Enrique Vila-Matas, Bartleby et compagnie, Christian Bourgeois, 2002 [11]

10“La préparation du roman”, ainsi s’intitule la série de cours et de séminaires que Roland Barthes donna au Collège de France entre 1978 et 1980. Le roman n’est pour Barthes qu’un terme générique capable d’envelopper ces œuvres ayant trait à une littérature liée par quelques affinités avec le réel. Barthes se met en situation de l’écrire, mais ne l’écrit pas. Il reste dans le conditionnel, à deux pas du possible, dont l’“accomplissement” serait, par réduction absolue et glissement dans le présent, la figure du haïku japonais. Contenir en deux lignes le plus beau tout qui soit : “L’enfant découvert dans le couloir dormait dans un carton, sa tête émergeait comme coupée”, avait-il noté pendant son séjour au Maroc [12] comme un essai de fin, non sans avoir longuement auparavant mis au débat l’excellence “marcellienne” et son épilogue majestueux qui, en trois lignes, à l’issue du Temps retrouvé, balaye du revers de la main une œuvre qui n’a jamais cessé de ne pas s’écrire, une œuvre à faire. Le livre-fleuve de Proust est aussi, comme le souligne merveilleusement Barthes, un livre à faire réduire en acceptant de ne pas tout lire. Les livres, renchérit-il, sont aussi faits pour l’élision et la réduction de leurs mots qu’on rendra invisibles.

11Il est donc, dans l’histoire de la littérature et de l’art, des artistes qui marquèrent leur temps, non pas par la richesse et l’abondance de leur production, mais parce qu’ils concèdent à l’ennui la force et la concision des haïkus. Ainsi, le temps perdu recèle les plus belles essences (“[…] le craquement organique des boiseries […]”, écrit Proust…). Et ce temps perdu est aussi un temps délibérément passé à ne pas faire de l’art, ou tout au plus, le moins possible, un temps consacré à la rétention de l’écriture. Enrique Vila-Matas, dans Bartleby et compagnie, voit dans cette “littérature du refus”, dans ce “labyrinthe de la Négation”, “une tentation d’où part le seul chemin encore ouvert à la création littéraire authentique ; la tentation de s’interroger sur ce qu’est l’écriture et de se demander où elle se trouve, et de rôder autour de son impossibilité, et de dire la vérité quant à la gravité – mais aussi quant au caractère on ne peut plus stimulant – du pronostic que l’on peut porter sur la littérature en cette fin de millénaire”.

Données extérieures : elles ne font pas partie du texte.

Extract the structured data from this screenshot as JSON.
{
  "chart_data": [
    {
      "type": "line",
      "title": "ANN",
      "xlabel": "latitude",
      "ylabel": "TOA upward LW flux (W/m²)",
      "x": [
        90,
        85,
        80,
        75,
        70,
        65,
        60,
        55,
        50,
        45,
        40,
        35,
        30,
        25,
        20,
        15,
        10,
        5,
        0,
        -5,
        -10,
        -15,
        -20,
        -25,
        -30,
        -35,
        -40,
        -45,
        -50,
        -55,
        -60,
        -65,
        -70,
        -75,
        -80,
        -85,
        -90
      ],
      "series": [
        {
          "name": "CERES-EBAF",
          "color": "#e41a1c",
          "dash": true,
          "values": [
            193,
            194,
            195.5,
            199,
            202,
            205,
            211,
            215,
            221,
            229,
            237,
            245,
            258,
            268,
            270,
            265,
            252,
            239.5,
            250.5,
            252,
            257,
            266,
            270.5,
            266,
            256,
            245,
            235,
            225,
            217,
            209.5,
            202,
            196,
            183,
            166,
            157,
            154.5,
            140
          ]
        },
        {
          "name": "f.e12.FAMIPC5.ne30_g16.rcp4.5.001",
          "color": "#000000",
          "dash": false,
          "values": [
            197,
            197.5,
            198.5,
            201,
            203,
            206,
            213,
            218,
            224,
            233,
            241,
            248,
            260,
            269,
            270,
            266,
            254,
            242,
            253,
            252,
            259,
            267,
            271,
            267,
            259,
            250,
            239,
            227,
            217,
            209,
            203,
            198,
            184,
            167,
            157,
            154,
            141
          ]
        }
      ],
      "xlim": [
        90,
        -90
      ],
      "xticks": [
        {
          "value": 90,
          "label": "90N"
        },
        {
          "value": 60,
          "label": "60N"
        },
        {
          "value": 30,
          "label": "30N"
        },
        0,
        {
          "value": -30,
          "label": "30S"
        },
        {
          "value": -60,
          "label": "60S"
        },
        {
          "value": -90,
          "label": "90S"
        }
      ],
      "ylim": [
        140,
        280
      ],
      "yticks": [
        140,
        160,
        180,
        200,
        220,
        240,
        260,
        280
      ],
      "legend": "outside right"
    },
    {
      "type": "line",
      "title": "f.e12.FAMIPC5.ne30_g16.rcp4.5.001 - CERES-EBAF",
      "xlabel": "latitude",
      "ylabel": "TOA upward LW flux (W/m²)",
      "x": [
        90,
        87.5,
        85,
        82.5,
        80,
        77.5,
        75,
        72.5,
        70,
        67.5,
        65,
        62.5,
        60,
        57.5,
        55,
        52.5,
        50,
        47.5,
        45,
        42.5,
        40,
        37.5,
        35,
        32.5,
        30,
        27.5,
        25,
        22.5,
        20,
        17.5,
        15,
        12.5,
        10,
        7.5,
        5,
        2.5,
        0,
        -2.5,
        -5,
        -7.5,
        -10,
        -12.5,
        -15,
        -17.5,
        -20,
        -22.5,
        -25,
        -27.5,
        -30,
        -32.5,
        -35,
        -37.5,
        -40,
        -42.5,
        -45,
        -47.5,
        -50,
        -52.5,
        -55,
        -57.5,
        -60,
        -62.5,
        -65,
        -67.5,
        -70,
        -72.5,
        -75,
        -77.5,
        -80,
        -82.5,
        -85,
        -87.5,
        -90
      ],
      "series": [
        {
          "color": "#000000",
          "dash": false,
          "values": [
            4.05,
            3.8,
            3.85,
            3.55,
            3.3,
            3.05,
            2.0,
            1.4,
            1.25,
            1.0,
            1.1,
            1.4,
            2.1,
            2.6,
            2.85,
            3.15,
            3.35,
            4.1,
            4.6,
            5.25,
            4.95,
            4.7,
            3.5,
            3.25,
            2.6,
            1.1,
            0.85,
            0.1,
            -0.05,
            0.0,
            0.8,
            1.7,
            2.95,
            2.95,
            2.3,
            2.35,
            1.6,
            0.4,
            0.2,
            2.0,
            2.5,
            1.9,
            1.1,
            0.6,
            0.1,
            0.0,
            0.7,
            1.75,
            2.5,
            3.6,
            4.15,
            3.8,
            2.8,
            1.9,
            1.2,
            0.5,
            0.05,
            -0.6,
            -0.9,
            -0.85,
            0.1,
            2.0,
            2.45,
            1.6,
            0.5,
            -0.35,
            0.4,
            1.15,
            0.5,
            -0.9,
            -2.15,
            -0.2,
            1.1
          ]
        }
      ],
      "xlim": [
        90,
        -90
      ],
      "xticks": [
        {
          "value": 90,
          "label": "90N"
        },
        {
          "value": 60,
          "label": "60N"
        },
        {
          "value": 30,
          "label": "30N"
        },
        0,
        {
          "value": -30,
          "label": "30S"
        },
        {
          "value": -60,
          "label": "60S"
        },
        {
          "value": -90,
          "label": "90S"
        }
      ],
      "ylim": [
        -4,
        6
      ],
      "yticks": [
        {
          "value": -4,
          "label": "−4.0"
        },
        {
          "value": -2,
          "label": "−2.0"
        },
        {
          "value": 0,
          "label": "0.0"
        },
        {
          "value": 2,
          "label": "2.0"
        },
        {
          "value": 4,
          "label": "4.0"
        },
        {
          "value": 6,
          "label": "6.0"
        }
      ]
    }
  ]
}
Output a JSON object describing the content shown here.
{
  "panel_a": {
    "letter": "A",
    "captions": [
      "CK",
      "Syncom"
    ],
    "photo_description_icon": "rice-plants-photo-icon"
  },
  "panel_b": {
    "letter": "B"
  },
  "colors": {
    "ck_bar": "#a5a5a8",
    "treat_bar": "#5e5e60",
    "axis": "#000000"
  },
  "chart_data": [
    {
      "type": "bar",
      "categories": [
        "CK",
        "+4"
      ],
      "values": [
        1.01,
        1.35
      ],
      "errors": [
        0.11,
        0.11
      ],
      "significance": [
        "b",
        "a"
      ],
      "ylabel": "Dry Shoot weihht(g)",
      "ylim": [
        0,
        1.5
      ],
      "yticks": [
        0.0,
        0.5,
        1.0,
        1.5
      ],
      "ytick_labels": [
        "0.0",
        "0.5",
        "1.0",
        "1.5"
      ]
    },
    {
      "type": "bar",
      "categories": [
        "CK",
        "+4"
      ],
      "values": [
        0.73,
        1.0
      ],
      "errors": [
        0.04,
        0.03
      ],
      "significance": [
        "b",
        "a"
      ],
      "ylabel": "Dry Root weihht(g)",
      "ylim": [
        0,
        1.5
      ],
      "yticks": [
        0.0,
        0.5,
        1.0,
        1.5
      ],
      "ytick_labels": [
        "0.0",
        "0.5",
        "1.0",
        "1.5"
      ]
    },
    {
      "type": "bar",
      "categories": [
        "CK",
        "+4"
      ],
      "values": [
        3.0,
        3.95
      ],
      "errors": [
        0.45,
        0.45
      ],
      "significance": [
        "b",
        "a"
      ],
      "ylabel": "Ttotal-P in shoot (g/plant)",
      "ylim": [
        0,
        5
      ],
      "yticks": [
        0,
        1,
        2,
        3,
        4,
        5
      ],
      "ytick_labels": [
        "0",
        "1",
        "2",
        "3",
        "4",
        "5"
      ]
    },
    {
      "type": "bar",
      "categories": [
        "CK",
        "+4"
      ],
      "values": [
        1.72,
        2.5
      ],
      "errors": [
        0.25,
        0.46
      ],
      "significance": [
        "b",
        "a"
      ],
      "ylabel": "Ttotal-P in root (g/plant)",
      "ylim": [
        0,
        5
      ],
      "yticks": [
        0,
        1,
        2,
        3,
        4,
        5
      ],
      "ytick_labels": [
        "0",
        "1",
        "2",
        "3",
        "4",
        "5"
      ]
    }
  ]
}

12Le livre prend racine dans la nouvelle de Herman Melville Bartleby le scribe[13], dont la vie dévouée à l’écriture réduite à son degré zéro parce que copie, se trouve peu à peu destituée de toute action par la plongée dans un autre conditionnel, encore plus radical que celui de Barthes : “I would prefer not to…” répond immanquablement Bartleby à toute proposition qui lui est faite. La conversion du refus par la préférence d’une négation (“Je préférerais ne pas…”) fonde de façon inaugurale tout le dilemme de la littérature arrêtée, qui se refuse d’établir des choix, d’asseoir des positions ou encore d’affirmer son inaction. Ce conditionnel-là, emprunt d’un scepticisme profondément aporétique, en cela qu’il exprime à la fois l’embarras et la contradiction, conçoit un nouveau mode d’existence et une topologie littéraire qu’on dirait presque purgatoire. Comment l’existence peut-elle s’accommoder de réticences ?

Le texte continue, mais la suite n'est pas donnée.